Whether it’s a special birthday outing or a famous Thanksgiving side dish, every family has a tradition they’ve carried with them for years. Going abroad can seem like a time when these traditions are in jeopardy: beloved vacations to familiar locations aren’t possible, reunions with relatives are suddenly much harder and the marshmallows needed for dad’s famous sweet potato casserole aren’t sold in any local grocery stores.

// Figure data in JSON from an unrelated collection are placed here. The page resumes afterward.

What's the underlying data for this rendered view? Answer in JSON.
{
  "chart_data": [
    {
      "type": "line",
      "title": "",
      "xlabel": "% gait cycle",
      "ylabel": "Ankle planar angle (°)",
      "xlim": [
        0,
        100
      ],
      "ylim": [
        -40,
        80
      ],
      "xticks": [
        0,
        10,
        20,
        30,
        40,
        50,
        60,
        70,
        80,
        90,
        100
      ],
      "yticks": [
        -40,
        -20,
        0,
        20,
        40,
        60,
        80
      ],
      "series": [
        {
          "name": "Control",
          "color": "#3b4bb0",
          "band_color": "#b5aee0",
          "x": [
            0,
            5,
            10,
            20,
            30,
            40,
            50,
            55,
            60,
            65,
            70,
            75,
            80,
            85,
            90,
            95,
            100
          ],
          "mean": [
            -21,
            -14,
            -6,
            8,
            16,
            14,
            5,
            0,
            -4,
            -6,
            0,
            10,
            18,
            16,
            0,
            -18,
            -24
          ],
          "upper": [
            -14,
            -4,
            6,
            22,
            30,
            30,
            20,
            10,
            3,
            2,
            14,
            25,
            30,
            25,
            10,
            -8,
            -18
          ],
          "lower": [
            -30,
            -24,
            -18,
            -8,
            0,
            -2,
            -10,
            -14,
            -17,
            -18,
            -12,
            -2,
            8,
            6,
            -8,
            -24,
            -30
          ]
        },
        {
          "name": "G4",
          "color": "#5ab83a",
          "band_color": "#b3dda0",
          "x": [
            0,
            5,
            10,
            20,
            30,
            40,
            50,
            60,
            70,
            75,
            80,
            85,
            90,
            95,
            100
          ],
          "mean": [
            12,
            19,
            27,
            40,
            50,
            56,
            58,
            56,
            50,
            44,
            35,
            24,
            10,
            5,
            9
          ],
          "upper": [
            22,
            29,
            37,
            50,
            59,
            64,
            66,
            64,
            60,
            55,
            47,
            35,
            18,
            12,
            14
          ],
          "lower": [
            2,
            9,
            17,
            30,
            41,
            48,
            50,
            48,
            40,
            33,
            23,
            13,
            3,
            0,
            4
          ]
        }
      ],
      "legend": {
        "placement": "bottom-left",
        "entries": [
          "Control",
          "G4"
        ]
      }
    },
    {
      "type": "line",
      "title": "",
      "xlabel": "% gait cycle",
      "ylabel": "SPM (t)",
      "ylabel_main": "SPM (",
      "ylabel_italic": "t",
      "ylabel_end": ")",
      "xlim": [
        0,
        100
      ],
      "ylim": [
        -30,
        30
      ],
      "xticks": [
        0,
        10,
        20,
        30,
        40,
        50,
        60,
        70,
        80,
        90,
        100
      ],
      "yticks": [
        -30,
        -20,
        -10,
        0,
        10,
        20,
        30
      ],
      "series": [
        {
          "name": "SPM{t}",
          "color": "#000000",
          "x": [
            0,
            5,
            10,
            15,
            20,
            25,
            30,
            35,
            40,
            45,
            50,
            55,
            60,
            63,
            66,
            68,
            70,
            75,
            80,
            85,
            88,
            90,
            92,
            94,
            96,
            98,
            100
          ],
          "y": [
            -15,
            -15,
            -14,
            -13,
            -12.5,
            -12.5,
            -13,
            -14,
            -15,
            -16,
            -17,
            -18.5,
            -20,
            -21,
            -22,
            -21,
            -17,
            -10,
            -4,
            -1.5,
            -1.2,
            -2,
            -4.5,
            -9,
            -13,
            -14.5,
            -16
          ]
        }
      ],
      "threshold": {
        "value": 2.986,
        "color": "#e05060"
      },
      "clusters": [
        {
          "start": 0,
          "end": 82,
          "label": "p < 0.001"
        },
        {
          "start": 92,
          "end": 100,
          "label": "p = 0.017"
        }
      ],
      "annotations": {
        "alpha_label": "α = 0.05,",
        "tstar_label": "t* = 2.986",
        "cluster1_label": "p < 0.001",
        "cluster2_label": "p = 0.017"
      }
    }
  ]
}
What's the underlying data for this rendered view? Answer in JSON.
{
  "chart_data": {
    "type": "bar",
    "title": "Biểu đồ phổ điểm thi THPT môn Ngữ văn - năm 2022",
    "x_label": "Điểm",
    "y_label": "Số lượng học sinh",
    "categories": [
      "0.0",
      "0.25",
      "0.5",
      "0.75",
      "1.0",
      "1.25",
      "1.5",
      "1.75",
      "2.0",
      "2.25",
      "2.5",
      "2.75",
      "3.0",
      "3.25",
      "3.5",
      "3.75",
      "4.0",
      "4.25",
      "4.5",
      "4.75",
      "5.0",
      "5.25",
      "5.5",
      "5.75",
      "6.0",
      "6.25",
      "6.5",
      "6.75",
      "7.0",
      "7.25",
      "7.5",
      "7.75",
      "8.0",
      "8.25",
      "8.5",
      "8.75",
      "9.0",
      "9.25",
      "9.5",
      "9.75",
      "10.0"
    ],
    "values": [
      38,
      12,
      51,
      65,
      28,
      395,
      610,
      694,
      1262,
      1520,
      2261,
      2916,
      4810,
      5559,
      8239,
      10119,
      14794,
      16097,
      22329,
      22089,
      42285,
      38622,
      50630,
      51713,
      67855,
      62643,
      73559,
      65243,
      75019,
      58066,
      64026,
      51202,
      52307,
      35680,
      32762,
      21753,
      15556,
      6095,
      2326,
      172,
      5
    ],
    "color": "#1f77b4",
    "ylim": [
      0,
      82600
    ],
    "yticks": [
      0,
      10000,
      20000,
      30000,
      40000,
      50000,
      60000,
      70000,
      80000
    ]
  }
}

However, keeping family traditions going while abroad is an effective strategy to help families integrate into a new culture. As a global mobility manager, you should make an effort to help families keep their traditions going, and expand upon them in their new location. Here are some steps to encourage family traditions even during the relocation process:
Encourage the sharing of familiar ways of life
For an American family, a simple tradition like baking of peanut butter cookies in the fall is commonplace, but for many other cultures, it’s novel. Help your employee find some imported Jif and encourage them to invite both fellow expats and new friends to enjoy a bite of American baking. Throw a Superbowl party and teach local friends about American football while you serve delicious American dips and snacks. By sharing traditions with others, employees will create deeper relationships with their new colleagues and friends, helping them feel more comfortable in their new environment.

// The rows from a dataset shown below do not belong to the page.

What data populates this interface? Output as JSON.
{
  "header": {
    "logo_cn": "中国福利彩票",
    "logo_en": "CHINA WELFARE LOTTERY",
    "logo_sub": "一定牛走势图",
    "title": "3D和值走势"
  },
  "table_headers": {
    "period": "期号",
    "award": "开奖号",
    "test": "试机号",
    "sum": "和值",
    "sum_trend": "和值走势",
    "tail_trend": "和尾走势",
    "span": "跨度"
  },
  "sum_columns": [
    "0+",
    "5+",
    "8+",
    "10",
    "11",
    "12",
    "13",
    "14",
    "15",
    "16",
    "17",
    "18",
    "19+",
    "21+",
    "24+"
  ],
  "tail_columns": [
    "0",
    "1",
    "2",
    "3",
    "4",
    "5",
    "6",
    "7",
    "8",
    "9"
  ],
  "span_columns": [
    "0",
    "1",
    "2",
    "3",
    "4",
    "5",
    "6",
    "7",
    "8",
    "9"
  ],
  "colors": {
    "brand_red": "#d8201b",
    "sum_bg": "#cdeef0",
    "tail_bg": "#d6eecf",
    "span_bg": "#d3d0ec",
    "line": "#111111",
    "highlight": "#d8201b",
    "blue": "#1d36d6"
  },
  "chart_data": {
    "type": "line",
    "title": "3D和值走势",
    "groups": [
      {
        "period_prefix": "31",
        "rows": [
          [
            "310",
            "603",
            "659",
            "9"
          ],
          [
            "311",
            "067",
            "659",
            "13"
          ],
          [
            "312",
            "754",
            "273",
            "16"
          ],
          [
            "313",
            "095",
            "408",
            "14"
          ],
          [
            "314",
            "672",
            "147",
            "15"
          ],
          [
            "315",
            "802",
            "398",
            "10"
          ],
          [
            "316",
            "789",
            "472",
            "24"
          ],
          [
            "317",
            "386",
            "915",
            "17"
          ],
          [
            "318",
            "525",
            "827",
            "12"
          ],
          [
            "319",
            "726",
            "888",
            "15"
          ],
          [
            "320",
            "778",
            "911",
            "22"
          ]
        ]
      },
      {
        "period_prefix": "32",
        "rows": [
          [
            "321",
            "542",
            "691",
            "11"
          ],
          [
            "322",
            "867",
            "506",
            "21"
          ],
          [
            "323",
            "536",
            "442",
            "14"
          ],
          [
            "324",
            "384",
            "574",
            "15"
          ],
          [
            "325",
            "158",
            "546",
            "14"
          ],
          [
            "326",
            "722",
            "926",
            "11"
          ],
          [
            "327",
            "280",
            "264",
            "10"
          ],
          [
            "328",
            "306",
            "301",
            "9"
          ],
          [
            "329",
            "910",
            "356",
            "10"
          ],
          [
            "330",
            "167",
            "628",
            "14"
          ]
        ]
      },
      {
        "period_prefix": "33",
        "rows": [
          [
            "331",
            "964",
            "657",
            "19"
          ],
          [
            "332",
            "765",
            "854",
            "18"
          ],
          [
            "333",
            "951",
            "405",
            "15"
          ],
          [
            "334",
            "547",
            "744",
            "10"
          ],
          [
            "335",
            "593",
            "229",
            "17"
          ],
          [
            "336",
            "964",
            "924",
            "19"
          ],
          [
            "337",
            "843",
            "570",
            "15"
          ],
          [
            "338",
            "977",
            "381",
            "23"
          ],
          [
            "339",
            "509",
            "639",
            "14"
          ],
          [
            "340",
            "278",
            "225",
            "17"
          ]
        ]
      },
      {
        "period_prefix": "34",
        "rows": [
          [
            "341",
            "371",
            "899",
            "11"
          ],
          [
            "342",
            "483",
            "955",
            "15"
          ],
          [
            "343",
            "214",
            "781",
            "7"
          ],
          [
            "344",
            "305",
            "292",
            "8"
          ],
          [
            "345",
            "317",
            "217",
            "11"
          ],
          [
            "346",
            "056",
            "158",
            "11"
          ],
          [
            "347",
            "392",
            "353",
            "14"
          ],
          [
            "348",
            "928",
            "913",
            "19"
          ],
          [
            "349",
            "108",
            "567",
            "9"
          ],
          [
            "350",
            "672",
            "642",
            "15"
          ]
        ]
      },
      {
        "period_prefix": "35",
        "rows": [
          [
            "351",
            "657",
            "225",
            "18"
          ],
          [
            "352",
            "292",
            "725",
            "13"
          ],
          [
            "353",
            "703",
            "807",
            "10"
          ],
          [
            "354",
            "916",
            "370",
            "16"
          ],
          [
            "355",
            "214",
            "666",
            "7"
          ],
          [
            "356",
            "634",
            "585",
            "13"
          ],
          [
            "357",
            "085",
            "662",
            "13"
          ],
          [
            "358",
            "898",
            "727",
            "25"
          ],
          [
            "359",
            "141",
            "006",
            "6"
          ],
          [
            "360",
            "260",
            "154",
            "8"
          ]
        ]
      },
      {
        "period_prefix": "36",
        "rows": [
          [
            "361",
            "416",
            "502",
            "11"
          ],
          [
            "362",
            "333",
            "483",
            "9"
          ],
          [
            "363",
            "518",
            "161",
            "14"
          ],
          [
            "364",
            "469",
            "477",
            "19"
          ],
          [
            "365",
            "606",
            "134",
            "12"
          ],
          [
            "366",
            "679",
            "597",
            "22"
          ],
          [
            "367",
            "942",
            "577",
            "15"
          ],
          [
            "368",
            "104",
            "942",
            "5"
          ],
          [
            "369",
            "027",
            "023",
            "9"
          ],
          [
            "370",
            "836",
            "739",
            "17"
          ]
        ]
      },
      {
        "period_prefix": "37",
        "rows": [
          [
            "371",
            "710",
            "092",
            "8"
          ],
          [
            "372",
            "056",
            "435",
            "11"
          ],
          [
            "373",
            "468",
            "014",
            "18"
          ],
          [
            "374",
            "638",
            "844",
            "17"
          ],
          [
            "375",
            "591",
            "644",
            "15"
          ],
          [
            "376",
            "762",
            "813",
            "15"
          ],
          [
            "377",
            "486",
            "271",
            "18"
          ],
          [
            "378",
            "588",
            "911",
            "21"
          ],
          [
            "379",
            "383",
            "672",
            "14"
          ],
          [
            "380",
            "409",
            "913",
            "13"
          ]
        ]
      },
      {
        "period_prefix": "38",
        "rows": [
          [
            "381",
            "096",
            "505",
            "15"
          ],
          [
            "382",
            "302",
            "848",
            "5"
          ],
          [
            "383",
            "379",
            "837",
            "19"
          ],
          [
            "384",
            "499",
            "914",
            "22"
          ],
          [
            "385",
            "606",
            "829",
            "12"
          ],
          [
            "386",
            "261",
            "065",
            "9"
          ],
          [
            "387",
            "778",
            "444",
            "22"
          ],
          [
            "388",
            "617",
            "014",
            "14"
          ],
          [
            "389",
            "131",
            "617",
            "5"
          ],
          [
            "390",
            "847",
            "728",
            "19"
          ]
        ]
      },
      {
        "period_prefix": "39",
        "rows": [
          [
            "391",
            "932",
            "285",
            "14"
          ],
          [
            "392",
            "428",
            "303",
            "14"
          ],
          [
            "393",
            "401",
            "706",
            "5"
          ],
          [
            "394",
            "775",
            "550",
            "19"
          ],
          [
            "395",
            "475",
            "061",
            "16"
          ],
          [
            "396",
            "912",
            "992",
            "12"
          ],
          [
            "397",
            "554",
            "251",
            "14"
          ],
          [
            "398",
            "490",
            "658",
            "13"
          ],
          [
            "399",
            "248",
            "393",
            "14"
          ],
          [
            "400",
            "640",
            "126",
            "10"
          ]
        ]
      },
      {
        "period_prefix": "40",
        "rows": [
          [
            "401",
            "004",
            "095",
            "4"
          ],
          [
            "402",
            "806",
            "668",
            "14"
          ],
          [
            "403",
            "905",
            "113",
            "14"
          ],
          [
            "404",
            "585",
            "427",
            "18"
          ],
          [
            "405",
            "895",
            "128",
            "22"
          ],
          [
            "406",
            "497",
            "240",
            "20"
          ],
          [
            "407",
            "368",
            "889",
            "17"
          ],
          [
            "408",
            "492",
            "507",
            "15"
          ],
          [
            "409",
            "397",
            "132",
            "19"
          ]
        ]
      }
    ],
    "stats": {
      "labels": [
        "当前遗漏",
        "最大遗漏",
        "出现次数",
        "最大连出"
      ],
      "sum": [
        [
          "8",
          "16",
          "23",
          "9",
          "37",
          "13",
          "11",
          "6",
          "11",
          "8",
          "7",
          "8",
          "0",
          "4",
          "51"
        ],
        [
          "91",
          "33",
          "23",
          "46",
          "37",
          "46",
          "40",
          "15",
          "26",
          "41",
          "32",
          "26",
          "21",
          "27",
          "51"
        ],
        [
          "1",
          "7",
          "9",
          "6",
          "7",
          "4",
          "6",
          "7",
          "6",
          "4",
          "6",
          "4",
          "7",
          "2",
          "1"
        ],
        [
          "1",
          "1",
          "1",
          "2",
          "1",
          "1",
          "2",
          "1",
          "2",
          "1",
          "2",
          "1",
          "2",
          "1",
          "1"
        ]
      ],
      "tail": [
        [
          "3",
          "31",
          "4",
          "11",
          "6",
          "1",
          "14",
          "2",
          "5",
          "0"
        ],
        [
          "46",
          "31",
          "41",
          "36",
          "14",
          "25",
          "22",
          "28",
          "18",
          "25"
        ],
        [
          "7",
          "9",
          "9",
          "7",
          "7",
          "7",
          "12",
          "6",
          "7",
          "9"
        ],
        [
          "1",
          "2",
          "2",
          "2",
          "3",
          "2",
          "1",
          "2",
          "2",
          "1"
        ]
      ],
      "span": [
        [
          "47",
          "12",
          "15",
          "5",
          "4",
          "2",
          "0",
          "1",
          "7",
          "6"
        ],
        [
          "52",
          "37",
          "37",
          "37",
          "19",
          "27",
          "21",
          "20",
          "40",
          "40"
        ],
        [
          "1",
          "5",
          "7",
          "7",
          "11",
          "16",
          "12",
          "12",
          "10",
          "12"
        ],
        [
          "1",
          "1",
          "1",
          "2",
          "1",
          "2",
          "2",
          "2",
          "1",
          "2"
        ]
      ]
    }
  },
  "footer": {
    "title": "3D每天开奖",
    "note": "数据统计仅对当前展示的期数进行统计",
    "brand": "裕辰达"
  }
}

Help them find replacements for what they know
An all-American apple pie may be perfect for a Thanksgiving back home, but for a family relocated to India, a jackfruit pie is a delicious opportunity to pair known tastes with new ones. For a child’s birthday, an employee in Brazil might think of serving some brigadeiros e beijinhos alongside the birthday cake for a traditional and tasty way to celebrate their new culture. Incorporating resources and elements from their new culture into old traditions is a fun way to keep old family traditions alive, while helping to bridge the gap between a home culture and a new one.

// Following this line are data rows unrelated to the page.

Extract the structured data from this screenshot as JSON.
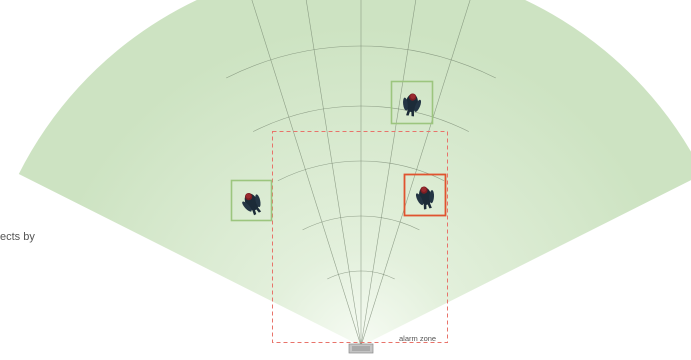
{
  "side_text": "ects by",
  "alarm_zone": {
    "label": "alarm zone",
    "border_color": "#e8736a"
  },
  "detections": [
    {
      "id": "person-top",
      "status": "normal",
      "box_color": "#9cc57e"
    },
    {
      "id": "person-left",
      "status": "normal",
      "box_color": "#9cc57e"
    },
    {
      "id": "person-right",
      "status": "alarm",
      "box_color": "#e0532f"
    }
  ],
  "colors": {
    "field_fill_outer": "#cde3c2",
    "field_fill_inner": "#f6fbf3",
    "grid_lines": "#6f7f6a",
    "sensor": "#b5b5b5"
  },
  "icons": {
    "sensor": "radar-sensor-icon",
    "person": "person-topdown-icon"
  }
}
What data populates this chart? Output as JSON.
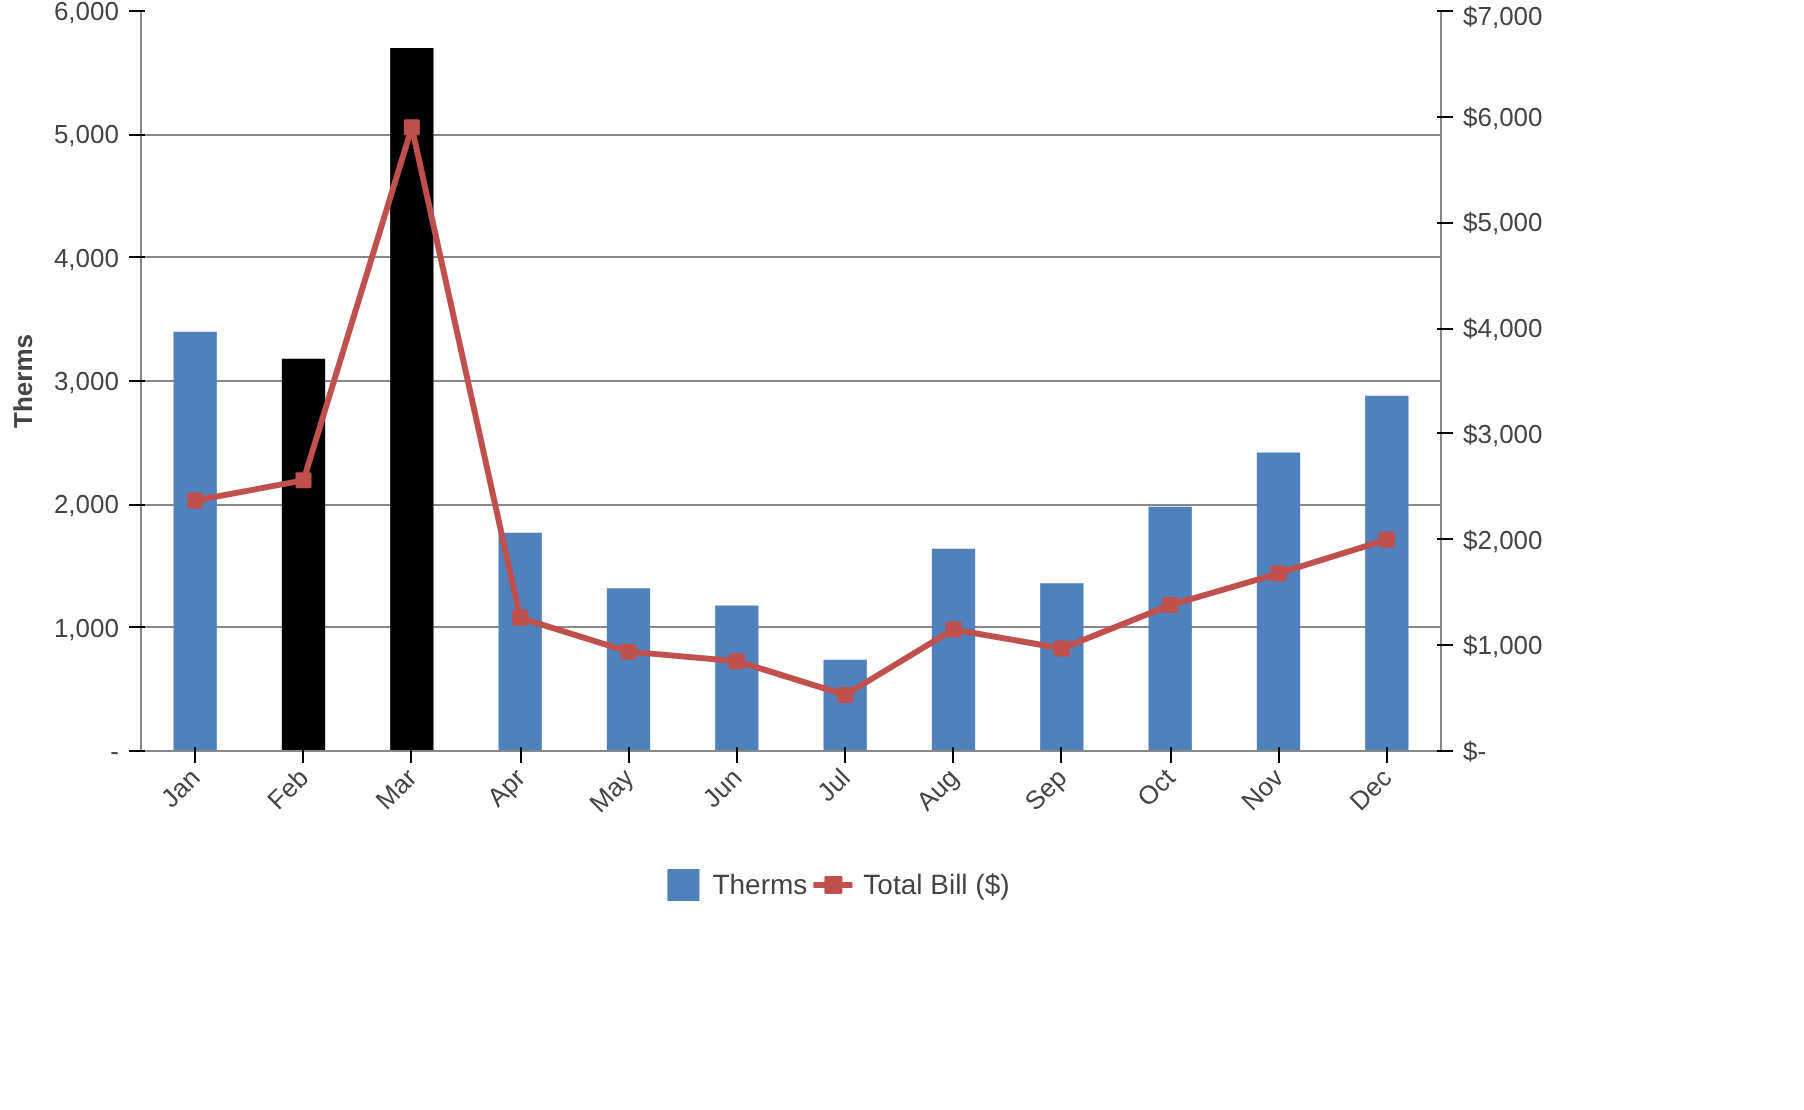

Enjoy the new surroundings
Many traditions revolve around holidays, and scrambling to find a Christmas tree in Manila or stockings for the hearth in Amsterdam simply might not be possible. Instead, encourage employees and their families to take a break from traditional American ways of celebrating. A filipino parol is a neat alternative to a Christmas tree (and doesn’t involve all the pine needle cleanup) and the Dutch tradition of leaving out wooden clogs instead of stockings is an exciting adventure for all ages. If it’s not possible to complete American traditions, help employees and their families discover the new traditions of their host cultures.